Thursday, October 20, 2011

Picture perfect?


It is a bright and breezy day here on the east end of the Island after a day of torrential, even tropical rain and flooding. Now the temperature shows signs of dropping, as the unseasonal warmth and humidity of the past few weeks have denied the autumn its place. Even the large pumpkins, decorating the farm stands, have been baking in the heat!

The fall beauty (and for reasons deeply buried it remains my favorite time of the year) has been tainted this morning by the news emerging from Libya. Of course the slow, if violently uncoordinated advance of the National Transitional Council fighters is to be welcomed, and the eventual capture of the Gaddafi hometown of Sirte creates a huge milestone in the confused war of liberation. Then the major headlines. First the story that Gaddafi had been captured, and then the “read-all-about-it” announcement that he had been killed. A sense of the unreal, or is it surreal, colours everything. Is it true?

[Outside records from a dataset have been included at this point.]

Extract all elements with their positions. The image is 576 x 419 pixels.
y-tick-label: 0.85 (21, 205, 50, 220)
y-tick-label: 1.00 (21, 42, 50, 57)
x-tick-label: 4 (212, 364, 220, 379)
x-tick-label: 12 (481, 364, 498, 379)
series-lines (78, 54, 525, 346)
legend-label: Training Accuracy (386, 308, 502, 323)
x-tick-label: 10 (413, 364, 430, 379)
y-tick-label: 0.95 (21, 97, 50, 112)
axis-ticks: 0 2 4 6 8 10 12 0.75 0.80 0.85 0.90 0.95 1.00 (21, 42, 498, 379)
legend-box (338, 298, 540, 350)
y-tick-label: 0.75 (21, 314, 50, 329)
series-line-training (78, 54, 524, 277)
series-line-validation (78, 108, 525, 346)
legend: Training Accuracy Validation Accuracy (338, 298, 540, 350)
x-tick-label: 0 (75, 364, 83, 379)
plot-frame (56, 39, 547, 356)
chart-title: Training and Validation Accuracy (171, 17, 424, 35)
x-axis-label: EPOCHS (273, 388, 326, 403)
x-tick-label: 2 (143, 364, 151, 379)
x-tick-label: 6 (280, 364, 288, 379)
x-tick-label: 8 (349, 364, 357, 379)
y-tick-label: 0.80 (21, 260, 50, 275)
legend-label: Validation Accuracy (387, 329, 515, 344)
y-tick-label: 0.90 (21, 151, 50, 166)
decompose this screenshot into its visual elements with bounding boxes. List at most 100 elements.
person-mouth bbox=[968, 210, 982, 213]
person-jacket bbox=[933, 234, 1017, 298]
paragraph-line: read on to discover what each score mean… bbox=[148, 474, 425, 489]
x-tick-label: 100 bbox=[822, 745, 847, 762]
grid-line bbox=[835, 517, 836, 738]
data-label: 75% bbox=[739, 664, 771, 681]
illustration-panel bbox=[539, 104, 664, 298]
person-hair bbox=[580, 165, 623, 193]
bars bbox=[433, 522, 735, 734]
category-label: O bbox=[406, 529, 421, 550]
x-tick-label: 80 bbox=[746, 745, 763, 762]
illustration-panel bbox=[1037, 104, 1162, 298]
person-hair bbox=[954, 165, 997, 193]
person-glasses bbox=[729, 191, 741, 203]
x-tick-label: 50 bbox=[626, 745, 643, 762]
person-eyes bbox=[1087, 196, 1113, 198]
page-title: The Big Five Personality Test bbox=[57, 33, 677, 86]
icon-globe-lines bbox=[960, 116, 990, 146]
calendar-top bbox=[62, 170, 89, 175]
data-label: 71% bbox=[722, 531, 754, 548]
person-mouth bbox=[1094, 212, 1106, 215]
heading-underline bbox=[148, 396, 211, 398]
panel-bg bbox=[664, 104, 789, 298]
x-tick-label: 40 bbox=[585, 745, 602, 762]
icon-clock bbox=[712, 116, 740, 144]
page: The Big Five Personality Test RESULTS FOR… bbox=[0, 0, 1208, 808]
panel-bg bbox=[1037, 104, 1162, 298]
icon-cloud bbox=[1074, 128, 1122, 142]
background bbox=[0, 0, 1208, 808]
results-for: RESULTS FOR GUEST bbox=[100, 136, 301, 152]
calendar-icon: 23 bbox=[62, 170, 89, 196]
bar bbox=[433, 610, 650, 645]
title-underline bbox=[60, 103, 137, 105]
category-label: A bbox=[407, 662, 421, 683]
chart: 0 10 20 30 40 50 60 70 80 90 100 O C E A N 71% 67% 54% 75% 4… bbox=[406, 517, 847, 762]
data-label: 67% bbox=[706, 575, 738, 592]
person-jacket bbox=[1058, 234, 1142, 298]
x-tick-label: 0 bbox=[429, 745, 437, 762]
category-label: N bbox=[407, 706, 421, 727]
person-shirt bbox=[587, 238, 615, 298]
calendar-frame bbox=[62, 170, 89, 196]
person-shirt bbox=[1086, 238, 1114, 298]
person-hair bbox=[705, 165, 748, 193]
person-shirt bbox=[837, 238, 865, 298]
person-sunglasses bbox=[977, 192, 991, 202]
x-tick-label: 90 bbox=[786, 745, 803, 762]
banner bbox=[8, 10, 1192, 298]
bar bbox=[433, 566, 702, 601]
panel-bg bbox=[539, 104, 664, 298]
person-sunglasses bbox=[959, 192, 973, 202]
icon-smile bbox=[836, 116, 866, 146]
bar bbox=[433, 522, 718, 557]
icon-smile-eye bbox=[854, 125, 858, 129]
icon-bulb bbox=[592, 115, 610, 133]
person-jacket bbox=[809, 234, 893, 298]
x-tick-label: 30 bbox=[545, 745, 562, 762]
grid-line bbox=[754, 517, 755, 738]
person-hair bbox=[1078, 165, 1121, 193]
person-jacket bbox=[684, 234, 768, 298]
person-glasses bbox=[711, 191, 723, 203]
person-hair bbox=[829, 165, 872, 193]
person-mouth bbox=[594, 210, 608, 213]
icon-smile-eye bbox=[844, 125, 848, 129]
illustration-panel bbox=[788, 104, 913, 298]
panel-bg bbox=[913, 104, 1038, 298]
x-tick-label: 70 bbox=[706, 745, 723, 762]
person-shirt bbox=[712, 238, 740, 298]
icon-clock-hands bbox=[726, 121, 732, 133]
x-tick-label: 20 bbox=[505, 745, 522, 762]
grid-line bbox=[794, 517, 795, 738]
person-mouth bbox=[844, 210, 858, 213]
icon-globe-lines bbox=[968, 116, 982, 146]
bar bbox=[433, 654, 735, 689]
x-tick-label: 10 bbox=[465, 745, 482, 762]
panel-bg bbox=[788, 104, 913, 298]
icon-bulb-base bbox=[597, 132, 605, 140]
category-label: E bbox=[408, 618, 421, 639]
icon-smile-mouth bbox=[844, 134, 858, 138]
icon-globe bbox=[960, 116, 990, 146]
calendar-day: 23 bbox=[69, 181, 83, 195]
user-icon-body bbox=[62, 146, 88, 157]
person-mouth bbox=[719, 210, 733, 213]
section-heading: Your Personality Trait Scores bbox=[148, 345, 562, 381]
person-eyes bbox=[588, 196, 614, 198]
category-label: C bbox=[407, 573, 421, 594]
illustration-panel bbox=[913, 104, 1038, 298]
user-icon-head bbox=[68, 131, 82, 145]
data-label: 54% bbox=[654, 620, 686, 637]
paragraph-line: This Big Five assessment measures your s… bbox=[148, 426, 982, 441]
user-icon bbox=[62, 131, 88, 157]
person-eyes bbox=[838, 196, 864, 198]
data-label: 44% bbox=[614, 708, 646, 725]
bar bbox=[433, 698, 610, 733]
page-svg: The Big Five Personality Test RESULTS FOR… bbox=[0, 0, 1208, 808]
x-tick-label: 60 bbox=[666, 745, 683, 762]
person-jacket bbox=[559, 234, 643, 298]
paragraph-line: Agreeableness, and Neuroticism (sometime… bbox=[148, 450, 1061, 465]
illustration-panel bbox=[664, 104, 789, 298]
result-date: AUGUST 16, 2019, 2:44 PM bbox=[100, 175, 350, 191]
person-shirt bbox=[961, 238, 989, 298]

After four decades of extraordinary rule and despotism is this man, call him Colonel or Muammar, really dead?

As if to prove the point certain media channels, the BBC and CNN being the prime international western outlets but Al-Arabiya TV and Al Jazeera must be included, have chosen to paste a head and shoulders photograph of a bloodstained, dead Gaddafi on their front pages. Perhaps I am old fashioned, but I believe this to be unnecessary and even ghoulish. What is achieved other than sensationalism and disrespect, no matter how evil the man had been in his lifetime? There is also the affront to many Muslims, in particular those in the more conservative nations. Islamic teaching (ahadith) prohibits pictures being taken or displayed for reasons of hatred or mockery. If this pictorial journalism is not either of those motives then what is it? It is all rather uncalled for, disquieting, and unworthy of a self-styled civilized society.

2 comments:

susan s. said...

All the comments about whether or not bin Laden was dead may have been the motivation, since no pictures of him have ever been seen publicly.

Tim Lewis said...

I think not, Susan. The decision by the American administration not to show images of the dead Osama bin Laden was based on sensitivity to the muslim world, and made collectively and cooly in a planning room. The (apparent) assassination of Gaddafi appears, given present evidence, to be at the hands of an Islamist mob.